SOS Loire Vivante Infos n°35 - Décembre 97

Publication trimestrielle éditée par SOS Loire Vivante.


Dir. de publication: Martin Arnould. Rédaction.: Marie Arnould, Roberto Epple, Olivier Kotvas, Philippe Lhort, Prix de vente: 10F. Abonnement à SOS Loire Vivante Infos: 40 F par an. Imprimerie Anicienne, 43000 Le Puy. ISSN 09997849 Commission Paritaire N°AS 73 601.

Sommaire


Exiger la concertation

Depuis le lancement du Plan Loire Grandeur Nature le 4 janvier 1994, SOS Loire Vivante s'attache à faire apparaître l'important enjeu écologique, économique et culturel de la restitution des terrains (environ 500 hectares) toujours en possession de l'EPALA (Etablissement Public d'Aménagement de la Loire et de ses Affluents). Depuis plus d’un an, SOS Loire Vivante réclame une table ronde concernant l’avenir des terres non agricoles. Cet été, le Ministère de l’Environnement a déclaré son adhésion à cette proposition (voir bulletin n°34 - octobre 97). Depuis peu, un nouvel élément s’est fait jour, avec la proposition de l’Agence de l’Eau de verser un reliquat de subvention pour le défunt projet de Serre de la Fare à l’EPALA, moyennant le respect par l’EPALA d’engagements relatifs à une gestion écologique des terrains.
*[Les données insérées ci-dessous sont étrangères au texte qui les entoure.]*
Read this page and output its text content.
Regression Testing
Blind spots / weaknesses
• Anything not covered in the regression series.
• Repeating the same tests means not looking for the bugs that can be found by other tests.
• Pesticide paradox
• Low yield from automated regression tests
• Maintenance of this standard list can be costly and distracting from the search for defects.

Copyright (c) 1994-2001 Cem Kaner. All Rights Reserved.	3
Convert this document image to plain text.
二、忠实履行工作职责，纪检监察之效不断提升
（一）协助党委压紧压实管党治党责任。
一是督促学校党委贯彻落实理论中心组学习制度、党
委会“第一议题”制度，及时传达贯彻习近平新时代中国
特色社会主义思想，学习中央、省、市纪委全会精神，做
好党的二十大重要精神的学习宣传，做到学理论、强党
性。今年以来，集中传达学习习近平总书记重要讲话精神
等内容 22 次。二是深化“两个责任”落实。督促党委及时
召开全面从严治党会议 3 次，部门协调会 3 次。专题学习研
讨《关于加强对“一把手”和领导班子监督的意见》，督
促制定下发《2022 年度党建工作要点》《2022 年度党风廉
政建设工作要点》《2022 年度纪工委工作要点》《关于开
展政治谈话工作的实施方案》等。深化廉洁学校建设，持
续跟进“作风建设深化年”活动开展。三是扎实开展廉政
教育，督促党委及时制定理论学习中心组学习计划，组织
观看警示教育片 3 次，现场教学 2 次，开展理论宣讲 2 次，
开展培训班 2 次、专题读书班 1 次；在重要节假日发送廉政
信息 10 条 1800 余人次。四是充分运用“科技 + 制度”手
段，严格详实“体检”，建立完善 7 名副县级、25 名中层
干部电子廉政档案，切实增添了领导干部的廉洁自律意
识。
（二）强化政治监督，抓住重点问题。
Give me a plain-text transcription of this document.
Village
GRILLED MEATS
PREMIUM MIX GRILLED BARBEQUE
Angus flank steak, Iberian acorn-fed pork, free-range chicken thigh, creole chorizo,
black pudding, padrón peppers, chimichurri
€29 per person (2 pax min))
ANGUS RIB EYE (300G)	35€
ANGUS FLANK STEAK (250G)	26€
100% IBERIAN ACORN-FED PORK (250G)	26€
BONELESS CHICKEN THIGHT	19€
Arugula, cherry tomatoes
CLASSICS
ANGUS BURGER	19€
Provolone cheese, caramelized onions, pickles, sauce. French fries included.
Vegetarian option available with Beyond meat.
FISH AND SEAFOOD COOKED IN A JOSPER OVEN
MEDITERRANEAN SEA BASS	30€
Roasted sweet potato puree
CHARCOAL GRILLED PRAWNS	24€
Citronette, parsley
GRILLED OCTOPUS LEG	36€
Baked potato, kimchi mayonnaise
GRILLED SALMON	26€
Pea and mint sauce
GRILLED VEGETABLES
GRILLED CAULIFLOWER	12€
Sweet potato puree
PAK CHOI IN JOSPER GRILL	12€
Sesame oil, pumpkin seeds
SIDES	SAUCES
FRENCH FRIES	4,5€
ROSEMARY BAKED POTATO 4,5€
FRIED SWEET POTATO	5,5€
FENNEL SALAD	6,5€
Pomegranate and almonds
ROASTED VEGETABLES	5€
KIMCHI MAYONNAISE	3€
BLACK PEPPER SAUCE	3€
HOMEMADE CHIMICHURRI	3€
L’Agence de l’Eau demande une gestion écologique des terrains de Serre de la Fare...

Petit rappel des faits : un protocole signé en 1986 entre l’Etat, l’Agence de l’Eau et l’EPALA prévoyait pour le financement du barrage de Serre de la Fare une participation de l’agence de 15,6 millions de francs.Sur cette somme, l’agence a versé 13,1 millions. Mais dès l’abandon du projet, elle a suspendu ses versements à l’EPALA - qui a engagé environ 30 millions de francs pour l’acquisition des terrains qui devaient être engloutis par le barrage. Or les conventions signées entre l’agence et l’EPALA prévoyaient le reversement des subventions attribuées aux acquisitions foncières en cas de non réalisation de l’ouvrage. Pour solder le dossier, l’Agence de l’Eau a proposé à l’EPALA, dans un rapport de la Commission “ Interventions ”, de verser les 2,5 millions restants, à condition que l’EPALA s’engage à une bonne gestion écologique des terrains, sous peine d’avoir à rembourser tout ou partie des 5,7 millions de francs correspondant à la participation de l’Agence aux acquisitions foncières.

L’EPALA reconnaît la valeur écologique des terrains de Serre de la Fare...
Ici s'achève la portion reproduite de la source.